Fifteen years ago, almost to the day, I was arrested, jailed, sectioned, and medicated in UK state institutions for hearing voices, having extraordinary visions, and inked on the forehead with the lifelong ‘acute schizo-affective disorder’ label.
So, I’m calling this ‘D-Day’ or ‘Day 1’ in a very personal freedom campaign: to rip-up the rule book on modern psychiatry’s ‘lifetime diagnosis’ human cattle branding; to clean myself up from the anti-psychotic medication I have been hooked on for fifteen years; and to reclaim a sovereign state of mental, physical and human ‘wellness’ for myself in this changing society.
13-6-2021: Day 4
Last night, popping the convenient silver foil packaging of the 7.5mg pills of Olanzapine I am chemically hooked on, as a recovering schizophrenic in all but label, I spared a fleeting thought for Colonel Eli Lily.
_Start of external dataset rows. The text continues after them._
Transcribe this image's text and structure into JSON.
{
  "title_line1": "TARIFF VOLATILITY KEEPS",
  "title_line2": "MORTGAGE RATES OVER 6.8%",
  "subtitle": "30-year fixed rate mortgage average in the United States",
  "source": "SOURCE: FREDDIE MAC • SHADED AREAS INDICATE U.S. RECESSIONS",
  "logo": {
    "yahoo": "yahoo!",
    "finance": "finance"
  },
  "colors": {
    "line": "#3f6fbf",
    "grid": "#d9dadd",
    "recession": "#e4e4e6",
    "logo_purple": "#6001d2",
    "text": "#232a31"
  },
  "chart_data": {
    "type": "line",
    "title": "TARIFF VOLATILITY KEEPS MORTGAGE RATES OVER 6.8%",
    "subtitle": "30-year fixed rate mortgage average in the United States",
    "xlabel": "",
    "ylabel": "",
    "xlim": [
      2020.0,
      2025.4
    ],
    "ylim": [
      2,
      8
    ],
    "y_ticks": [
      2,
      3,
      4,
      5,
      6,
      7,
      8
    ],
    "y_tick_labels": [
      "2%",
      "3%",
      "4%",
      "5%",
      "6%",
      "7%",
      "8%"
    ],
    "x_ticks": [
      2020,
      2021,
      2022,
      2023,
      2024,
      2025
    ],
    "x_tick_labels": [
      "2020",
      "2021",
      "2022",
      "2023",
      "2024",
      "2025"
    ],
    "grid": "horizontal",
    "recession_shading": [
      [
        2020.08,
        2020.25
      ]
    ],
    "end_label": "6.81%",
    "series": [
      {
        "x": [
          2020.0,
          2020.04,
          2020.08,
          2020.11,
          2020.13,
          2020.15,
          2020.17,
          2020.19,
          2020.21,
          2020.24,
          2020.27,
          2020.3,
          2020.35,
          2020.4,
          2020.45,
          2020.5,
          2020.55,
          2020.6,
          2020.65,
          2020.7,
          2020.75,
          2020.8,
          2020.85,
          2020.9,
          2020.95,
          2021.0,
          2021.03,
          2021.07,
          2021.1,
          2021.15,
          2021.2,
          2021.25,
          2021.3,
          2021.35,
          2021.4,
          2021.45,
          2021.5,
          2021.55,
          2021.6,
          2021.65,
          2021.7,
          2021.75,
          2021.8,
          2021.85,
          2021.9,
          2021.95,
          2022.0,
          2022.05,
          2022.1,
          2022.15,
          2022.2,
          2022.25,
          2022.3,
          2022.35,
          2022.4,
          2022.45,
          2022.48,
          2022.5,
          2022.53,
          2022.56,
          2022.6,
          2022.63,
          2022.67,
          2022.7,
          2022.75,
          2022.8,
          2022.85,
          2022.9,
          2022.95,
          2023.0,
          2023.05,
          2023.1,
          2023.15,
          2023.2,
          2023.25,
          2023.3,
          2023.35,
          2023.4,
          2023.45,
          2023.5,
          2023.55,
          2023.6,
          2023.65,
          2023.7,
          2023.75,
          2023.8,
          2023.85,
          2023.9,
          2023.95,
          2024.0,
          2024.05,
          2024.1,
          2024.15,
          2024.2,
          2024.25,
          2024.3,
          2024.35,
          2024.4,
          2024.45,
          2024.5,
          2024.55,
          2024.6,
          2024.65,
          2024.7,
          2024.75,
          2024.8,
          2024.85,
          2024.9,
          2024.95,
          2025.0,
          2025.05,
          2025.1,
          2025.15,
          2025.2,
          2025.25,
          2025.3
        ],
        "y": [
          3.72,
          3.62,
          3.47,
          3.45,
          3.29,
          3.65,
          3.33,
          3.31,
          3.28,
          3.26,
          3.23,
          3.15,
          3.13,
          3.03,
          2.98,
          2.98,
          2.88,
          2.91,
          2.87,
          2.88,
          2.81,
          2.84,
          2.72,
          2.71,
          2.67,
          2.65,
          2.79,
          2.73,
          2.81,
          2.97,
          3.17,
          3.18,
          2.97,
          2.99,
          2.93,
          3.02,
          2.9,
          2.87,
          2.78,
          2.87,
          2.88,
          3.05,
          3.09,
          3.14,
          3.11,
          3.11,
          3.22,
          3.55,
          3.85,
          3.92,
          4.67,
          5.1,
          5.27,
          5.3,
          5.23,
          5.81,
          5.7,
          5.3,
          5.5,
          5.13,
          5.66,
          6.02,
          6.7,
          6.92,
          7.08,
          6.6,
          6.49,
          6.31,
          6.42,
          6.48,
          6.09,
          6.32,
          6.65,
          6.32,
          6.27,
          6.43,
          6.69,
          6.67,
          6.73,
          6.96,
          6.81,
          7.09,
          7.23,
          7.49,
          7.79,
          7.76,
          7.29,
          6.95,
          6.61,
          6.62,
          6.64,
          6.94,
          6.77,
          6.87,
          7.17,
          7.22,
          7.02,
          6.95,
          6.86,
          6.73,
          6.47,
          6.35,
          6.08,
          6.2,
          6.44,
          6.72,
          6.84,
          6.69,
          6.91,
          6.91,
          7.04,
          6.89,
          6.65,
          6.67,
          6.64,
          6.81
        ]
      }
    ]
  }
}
Lily was the founding father of the multinational drugs corporation ‘Eli Lily’ and stands on the shoulders of global pill rattling movers and shakers, as the Colonel Sanders of Big Pharma.
Lily was a pharmaceutical chemist and veteran of the American Civil War, a Swedish immigrant who fought for the Union, and after the War became the first president of the company worth a cool $24.5 billion dollars in today’s world-wide drugs trade.
Olanzapine is one brand of the Big Pharma Colonel and another is Prozac – the choice of pill for millions of depressed Gen X’ers – which still hasn’t been withdrawn from the market despite a long association with suicidal ideation. The Colonel marches on in the global market, and I’m nowhere nearer cold turkey, but watch this space.
17-6-2021: Day 7
The rain has been torrential, after the mercury thermometers peaked near 30 degrees earlier this week. Outside, the smell of warm rain on the concrete patio lingers on the nose, and the garden is lit up green and lush. Last night dream is swamping my thoughts, and a thick head of pharmaceutical brain waste is damping down my morning routine like a toxic wet towel.
As the rain cascades down, and the wind blows through the leafy trees on the window horizon, I try to fathom the dream blazing like wildfire through my mind. I was attempting to catch a deadly yellow-orange snake with a pair of BBQ tongs and place it inside a supermarket carrier bag. So far, so scary.
A snake in a dream represents a hidden threat, but also change, transformation and a new life chapter. And I wonder whether the deadly snake is a psychological marker thrown down for weaning off these meds.